Rheinische Post - Mönchengladbach and Korschenbroich
Der Humanist mit der Kamera
Der deutsche Buchhandel ehrt den brasilianischen Fotografen und Umweltaktivisten Sebastiao Salgado mit dem Friedenspreis.
FRANKFURT/ M. Die Menschen tragen triefende Bündel auf den Schultern. Ihre Körper sind verkrustet von Lehm, ihre Gesichter gezeichnet vom Kampf ums Überleben, und sie steigen in endlosen Kolonnen selbst gezimmerte Aufgänge hinauf, die aussehen wie Himmelsleitern. Dabei ragen sie aus der Hölle.
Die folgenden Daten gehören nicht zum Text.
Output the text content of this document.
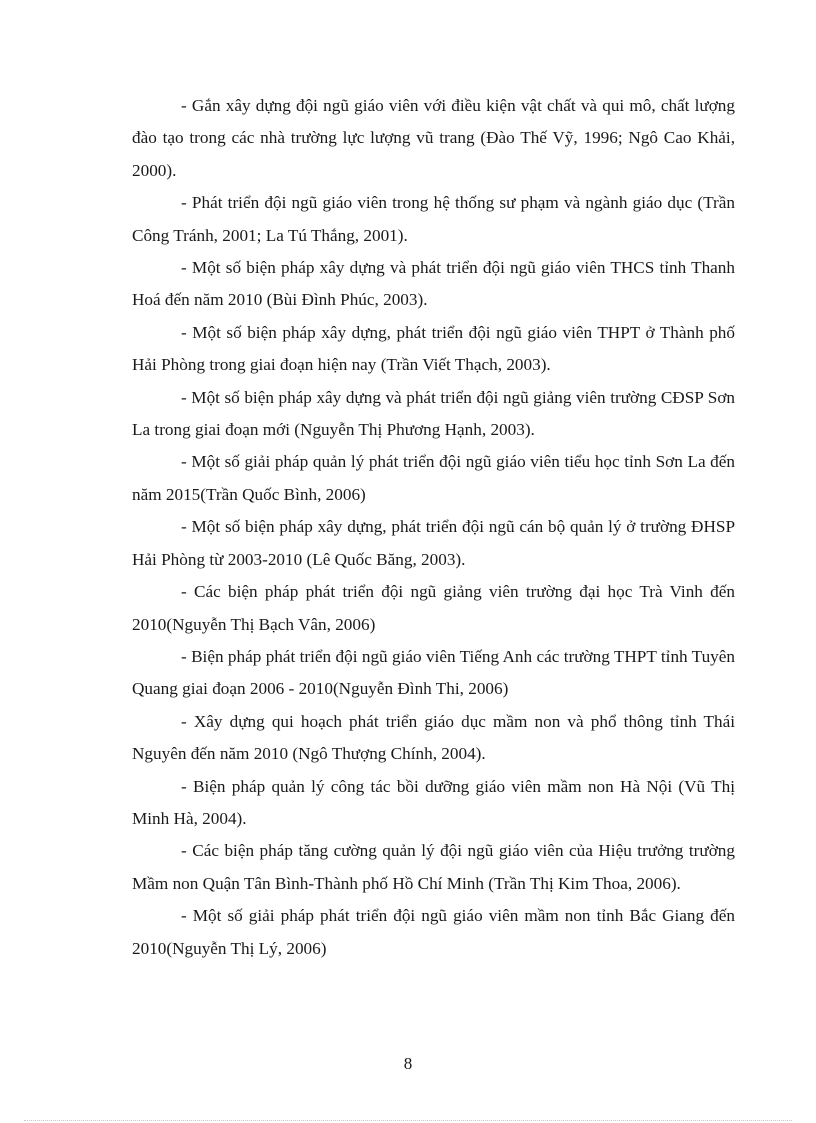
- Gắn xây dựng đội ngũ giáo viên với điều kiện vật chất và qui mô, chất lượng đào tạo trong các nhà trường lực lượng vũ trang (Đào Thế Vỹ, 1996; Ngô Cao Khải, 2000).

- Phát triển đội ngũ giáo viên trong hệ thống sư phạm và ngành giáo dục (Trần Công Tránh, 2001; La Tú Thắng, 2001).

- Một số biện pháp xây dựng và phát triển đội ngũ giáo viên THCS tỉnh Thanh Hoá đến năm 2010 (Bùi Đình Phúc, 2003).

- Một số biện pháp xây dựng, phát triển đội ngũ giáo viên THPT ở Thành phố Hải Phòng trong giai đoạn hiện nay (Trần Viết Thạch, 2003).

- Một số biện pháp xây dựng và phát triển đội ngũ giảng viên trường CĐSP Sơn La trong giai đoạn mới (Nguyễn Thị Phương Hạnh, 2003).

- Một số giải pháp quản lý phát triển đội ngũ giáo viên tiểu học tỉnh Sơn La đến năm 2015(Trần Quốc Bình, 2006)

- Một số biện pháp xây dựng, phát triển đội ngũ cán bộ quản lý ở trường ĐHSP Hải Phòng từ 2003-2010 (Lê Quốc Băng, 2003).

- Các biện pháp phát triển đội ngũ giảng viên trường đại học Trà Vinh đến 2010(Nguyễn Thị Bạch Vân, 2006)

- Biện pháp phát triển đội ngũ giáo viên Tiếng Anh các trường THPT tỉnh Tuyên Quang giai đoạn 2006 - 2010(Nguyễn Đình Thi, 2006)

- Xây dựng qui hoạch phát triển giáo dục mầm non và phổ thông tỉnh Thái Nguyên đến năm 2010 (Ngô Thượng Chính, 2004).

- Biện pháp quản lý công tác bồi dưỡng giáo viên mầm non Hà Nội (Vũ Thị Minh Hà, 2004).

- Các biện pháp tăng cường quản lý đội ngũ giáo viên của Hiệu trưởng trường Mầm non Quận Tân Bình-Thành phố Hồ Chí Minh (Trần Thị Kim Thoa, 2006).

- Một số giải pháp phát triển đội ngũ giáo viên mầm non tỉnh Bắc Giang đến 2010(Nguyễn Thị Lý, 2006)

8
In den 1980er Jahren porträtierte der brasilianische Fotograf Sebastiao Salgado Arbeiter in einer der größten Goldminen der Welt, in der Serra Pelada in Brasilien. Seine Bilder zeigen Menschen, die für einen Hungerlohn ihr Leben riskieren und sich aus Not eingefügt haben in einen von Gewalt regierten menschlichen Ameisenstaat in einem gigantischen Matschkrater. Die Fotos zeigen, was Not aus Menschen macht. Sie zeigen die Ausbeutung von Kreatur und Natur. Sie blicken im wahrsten Sinne in einen Abgrund, und sie haben einen Fotografen berühmt gemacht, der Elend nicht nur ablichtet, sondern in seinen Bildern den Kummer über die Verhältnisse mittransportiert.
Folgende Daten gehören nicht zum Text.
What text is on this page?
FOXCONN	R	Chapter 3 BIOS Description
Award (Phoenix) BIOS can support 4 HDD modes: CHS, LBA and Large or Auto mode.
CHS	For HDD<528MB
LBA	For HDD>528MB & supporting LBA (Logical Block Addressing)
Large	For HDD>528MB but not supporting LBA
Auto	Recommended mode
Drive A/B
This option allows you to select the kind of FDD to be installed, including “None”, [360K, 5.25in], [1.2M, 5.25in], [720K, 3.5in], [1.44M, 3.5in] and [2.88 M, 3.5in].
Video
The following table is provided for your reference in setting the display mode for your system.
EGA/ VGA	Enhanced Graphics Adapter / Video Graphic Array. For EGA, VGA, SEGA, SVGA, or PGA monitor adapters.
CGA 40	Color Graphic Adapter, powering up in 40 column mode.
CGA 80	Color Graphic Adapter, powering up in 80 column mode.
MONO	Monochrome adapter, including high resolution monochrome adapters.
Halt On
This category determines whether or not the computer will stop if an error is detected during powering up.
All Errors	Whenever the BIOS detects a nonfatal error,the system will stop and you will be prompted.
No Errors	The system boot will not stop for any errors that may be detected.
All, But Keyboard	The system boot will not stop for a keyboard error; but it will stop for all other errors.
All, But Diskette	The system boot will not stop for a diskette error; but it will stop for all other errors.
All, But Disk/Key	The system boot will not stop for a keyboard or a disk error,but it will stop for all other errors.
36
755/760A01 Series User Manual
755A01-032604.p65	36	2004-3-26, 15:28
Sebastiao Salgado ist ein Humanist, die Kamera sein Werkzeug. Er hat sich tief in die Wirklichkeit der Ausgestoßenen auf dem Planeten vorgewagt, er hat der Welt gezeigt, was Ausbeutung bedeutet, was Kriege anrichten, was Menschen einander antun – und fast wäre er selbst daran zugrunde gegangen. Nach einer Fotoserie, die er in Ruanda machte, wurde er krank am ganzen Körper. Er hatte so viele Tote gesehen, dass der Tod in ihm selbst saß, sagte er einmal. Um sich zu retten, rührte er die Kamera erst einmal nicht mehr an. Doch Salgado hat sich geheilt, indem er zum Umweltaktivisten wurde, zu einem, der Bäume pflanzt, um der Versteppung des Regenwaldes etwas entgegenzusetzen. Der Stiftungsrat des Börsenvereins des Deutschen Buchhandels hat im Geist unserer Zeit entschieden, indem er einen sozial engagierten Fotografen und erfolgreichen Umweltaktivisten mit dem Friedenspreis auszeichnet. Damit wird diesjährig zum Abschluss der Frankfurter Buchmesse kein Autor, kein Politiker oder Philosoph geehrt, sondern ein Künstler, dessen Werk in der Sprache der Bilder, die immer wichtiger wird, in die Gesellschaft wirkt.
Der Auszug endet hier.